My power is in the margins.

My hero is someone who is on the line between various social groups, systems, cultures, someone influenced by their conflicting norms and values. Society has to take care of each individual, without hiding behind opinions of the crowd. I also include myself into many marginalised groups. My experience as a queer person allows me to make art about sexuality and gender. I criticise homophobic stigma through installations and illustrations. I ridicule absurd and populist views through video art and performance. I direct my mind and artistic media against unfair clichés that incite hate and create unsafe environments.

My artistic practices have been closely related to the theme of social roles people play in a society. As an artist, I am preoccupied with finding the place of the individual on the map of imminent social change. In my works, I reflect on how the social affects the environment and how a person in creative professions can influence ongoing processes. I was born in one of the most polluted cities in Europe, Dnipro. In 2010, I moved to one of the most polluted capitals in Europe, the city of Kyiv. I am convinced that almost all of our environmental problems stem from deep-seated social problems, and so I have devoted a number of my works to the irrationality that dominates society. I am intent on conveying my belief that today's market society is built around the cruel motto “grow or die” – a completely impersonal, self-perpetuating mechanism based on trade for profit and industrial expansion for its own sake. My childhood and adolescence were spent under these fantastically cruel rules of the game.
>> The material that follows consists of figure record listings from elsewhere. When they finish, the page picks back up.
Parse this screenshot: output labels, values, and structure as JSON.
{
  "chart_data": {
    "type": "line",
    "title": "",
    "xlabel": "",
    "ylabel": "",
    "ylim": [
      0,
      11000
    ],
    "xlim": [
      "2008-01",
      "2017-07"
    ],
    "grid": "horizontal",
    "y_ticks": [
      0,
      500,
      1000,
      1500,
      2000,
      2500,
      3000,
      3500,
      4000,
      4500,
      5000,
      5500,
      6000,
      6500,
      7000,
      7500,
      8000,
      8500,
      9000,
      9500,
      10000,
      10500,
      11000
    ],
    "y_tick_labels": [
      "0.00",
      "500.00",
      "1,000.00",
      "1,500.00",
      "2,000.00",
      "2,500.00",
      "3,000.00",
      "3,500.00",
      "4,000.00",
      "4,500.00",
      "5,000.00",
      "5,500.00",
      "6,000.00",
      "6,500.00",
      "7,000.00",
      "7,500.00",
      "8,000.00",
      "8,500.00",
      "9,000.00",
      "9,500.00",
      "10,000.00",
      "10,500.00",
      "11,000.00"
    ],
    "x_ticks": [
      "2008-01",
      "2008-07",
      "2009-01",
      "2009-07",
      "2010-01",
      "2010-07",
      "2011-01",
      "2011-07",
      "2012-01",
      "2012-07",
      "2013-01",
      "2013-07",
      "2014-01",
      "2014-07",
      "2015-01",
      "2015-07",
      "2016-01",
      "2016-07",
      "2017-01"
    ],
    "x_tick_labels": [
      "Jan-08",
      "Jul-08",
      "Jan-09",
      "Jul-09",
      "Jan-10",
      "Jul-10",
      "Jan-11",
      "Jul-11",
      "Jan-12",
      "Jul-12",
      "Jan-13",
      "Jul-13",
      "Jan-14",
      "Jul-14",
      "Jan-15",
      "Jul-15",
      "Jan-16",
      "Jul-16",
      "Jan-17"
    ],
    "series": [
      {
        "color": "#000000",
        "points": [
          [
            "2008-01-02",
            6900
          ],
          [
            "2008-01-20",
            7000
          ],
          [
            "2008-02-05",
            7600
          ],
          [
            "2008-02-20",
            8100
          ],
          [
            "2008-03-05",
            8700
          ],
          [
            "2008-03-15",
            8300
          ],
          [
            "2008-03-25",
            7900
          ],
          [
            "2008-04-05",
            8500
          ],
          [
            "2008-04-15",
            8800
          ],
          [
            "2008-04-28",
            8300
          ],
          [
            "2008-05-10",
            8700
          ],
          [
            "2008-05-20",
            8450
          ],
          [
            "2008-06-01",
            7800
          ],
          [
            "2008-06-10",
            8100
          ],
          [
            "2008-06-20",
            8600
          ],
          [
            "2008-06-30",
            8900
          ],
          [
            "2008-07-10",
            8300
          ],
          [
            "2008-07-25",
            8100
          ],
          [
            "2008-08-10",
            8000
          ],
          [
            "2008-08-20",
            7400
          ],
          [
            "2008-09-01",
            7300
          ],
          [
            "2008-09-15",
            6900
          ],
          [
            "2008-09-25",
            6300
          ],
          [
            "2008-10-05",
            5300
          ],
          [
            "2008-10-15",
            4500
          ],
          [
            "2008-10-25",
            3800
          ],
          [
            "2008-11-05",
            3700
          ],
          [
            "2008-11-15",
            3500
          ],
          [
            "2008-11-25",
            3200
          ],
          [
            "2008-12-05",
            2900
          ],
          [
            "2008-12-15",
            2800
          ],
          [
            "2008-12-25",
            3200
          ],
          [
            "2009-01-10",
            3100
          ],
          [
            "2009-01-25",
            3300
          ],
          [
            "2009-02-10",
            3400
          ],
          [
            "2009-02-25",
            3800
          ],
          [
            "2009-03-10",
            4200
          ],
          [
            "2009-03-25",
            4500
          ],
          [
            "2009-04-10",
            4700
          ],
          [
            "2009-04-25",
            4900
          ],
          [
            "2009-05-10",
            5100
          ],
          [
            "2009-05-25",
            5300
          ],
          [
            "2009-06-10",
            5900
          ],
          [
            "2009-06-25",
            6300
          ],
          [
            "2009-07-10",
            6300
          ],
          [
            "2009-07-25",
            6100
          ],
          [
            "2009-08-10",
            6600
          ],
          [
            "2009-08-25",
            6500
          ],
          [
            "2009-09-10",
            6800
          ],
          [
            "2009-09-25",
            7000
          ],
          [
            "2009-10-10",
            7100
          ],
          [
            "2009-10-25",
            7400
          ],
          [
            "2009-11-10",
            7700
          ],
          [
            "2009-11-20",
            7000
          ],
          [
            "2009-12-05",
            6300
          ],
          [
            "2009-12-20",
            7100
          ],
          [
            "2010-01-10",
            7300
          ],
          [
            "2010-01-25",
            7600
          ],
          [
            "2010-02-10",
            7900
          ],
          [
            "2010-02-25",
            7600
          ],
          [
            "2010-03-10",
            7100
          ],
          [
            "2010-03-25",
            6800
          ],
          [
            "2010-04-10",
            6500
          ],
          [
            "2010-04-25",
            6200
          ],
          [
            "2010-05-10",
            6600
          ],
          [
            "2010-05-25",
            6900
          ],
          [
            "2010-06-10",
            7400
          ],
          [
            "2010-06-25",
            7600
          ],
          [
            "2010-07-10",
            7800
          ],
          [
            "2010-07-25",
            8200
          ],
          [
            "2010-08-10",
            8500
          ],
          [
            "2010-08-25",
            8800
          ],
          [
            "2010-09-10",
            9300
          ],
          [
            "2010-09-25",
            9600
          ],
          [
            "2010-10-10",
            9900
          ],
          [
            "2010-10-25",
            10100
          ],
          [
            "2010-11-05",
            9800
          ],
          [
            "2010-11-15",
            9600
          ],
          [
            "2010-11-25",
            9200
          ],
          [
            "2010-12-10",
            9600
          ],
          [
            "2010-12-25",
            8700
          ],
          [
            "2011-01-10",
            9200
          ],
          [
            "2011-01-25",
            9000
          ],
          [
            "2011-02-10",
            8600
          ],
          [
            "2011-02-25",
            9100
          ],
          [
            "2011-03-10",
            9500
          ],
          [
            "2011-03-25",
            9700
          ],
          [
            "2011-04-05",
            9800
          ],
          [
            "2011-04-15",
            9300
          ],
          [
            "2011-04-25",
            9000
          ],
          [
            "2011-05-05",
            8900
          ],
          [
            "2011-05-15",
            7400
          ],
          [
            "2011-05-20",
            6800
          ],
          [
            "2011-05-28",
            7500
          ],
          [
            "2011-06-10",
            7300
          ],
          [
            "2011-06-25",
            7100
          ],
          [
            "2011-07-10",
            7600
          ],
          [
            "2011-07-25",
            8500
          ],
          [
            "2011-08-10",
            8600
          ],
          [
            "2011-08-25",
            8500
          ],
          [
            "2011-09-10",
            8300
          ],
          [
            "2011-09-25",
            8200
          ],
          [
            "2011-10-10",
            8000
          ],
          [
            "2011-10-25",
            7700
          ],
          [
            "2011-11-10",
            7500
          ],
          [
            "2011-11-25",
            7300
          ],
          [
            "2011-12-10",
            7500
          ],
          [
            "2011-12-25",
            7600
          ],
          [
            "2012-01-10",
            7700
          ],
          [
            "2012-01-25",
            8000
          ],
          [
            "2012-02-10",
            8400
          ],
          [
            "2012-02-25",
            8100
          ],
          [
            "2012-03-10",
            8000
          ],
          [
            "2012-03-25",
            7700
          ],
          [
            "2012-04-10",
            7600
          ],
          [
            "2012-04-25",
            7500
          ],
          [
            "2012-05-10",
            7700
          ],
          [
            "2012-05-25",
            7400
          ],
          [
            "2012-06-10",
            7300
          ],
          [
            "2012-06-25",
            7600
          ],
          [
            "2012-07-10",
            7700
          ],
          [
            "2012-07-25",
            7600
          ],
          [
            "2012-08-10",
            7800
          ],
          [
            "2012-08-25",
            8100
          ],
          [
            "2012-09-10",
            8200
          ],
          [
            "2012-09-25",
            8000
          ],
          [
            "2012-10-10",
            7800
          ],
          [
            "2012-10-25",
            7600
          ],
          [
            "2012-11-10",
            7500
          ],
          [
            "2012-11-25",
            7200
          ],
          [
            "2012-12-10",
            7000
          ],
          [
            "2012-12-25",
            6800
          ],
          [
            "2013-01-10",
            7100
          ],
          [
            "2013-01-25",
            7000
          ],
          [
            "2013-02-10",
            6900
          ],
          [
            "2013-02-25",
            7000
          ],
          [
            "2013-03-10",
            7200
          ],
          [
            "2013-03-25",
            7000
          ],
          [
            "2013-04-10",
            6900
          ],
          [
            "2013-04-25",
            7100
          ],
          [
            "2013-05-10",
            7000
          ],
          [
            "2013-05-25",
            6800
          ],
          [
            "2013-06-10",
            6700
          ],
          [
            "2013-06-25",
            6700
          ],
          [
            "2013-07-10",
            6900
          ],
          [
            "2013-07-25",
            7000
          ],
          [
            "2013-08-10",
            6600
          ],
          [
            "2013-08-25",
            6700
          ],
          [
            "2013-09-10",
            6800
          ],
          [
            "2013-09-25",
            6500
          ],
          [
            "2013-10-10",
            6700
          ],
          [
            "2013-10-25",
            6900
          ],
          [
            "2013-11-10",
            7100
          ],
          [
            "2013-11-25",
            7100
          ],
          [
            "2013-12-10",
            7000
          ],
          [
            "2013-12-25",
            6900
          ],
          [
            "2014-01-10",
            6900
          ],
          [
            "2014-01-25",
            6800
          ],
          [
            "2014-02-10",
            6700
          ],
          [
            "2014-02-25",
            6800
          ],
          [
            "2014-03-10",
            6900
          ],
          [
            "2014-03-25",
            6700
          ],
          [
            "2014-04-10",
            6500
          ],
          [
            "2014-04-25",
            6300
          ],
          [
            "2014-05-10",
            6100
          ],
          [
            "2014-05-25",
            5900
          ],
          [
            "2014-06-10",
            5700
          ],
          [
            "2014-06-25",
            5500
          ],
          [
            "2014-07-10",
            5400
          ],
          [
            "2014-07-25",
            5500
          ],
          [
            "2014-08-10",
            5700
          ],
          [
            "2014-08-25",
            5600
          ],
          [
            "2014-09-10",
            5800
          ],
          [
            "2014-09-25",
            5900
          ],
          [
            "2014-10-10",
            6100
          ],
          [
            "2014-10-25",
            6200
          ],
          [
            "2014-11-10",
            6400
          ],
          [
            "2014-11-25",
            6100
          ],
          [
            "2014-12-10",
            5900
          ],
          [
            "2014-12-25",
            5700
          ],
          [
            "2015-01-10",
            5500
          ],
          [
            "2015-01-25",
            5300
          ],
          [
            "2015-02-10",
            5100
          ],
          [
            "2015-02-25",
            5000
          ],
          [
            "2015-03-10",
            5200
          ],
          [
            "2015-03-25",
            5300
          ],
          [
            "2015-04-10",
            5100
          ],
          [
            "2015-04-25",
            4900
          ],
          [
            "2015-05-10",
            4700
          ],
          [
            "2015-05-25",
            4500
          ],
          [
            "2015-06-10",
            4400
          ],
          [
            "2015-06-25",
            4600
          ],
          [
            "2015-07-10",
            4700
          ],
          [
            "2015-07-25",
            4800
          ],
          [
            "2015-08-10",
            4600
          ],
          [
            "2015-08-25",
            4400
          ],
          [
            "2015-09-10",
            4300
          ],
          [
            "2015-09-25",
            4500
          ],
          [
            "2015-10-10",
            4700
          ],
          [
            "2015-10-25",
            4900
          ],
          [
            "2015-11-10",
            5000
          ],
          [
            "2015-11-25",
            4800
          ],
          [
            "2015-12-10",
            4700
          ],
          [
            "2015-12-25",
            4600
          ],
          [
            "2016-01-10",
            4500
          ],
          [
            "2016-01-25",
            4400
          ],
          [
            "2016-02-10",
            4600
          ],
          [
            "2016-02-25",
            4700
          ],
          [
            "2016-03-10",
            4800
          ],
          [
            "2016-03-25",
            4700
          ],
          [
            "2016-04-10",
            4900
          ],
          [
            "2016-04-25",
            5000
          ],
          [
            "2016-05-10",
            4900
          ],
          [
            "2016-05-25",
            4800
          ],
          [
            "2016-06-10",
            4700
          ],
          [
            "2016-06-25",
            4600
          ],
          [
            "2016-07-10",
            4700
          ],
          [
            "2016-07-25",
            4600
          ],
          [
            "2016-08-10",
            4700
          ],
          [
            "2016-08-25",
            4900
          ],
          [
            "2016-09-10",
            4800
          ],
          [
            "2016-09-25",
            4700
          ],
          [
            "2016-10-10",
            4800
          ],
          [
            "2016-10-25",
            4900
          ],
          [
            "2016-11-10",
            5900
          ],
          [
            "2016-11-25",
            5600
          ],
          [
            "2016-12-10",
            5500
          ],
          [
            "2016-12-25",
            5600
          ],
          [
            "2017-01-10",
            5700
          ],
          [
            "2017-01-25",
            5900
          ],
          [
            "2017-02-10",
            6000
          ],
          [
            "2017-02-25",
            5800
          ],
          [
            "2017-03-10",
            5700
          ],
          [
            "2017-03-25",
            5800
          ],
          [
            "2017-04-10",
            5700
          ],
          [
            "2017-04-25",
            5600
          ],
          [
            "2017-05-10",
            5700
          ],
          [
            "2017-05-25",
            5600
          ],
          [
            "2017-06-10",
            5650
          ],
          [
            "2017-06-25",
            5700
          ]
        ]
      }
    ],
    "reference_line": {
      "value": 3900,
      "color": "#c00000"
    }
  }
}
In 2017, I decided to move to Lithuania due to security for my personal relationship and broader professional opportunities. When you freely transfer yourself beyond the existing realities, your horizon opens wider. Taking part in the art scenes of Ukraine and Lithuania remains my priority. But not confined by my own walls, I have been lucky to work with curators and fellow artists from Germany, Sweden, Turkey, Poland and Norway, as well as to participate in numerous residences. I remain a humanist in that I hold that human beings have the right and responsibility to decide the meaning and form of their lives. I write, photograph, film, paint and build in order to capture the beauty of marginality.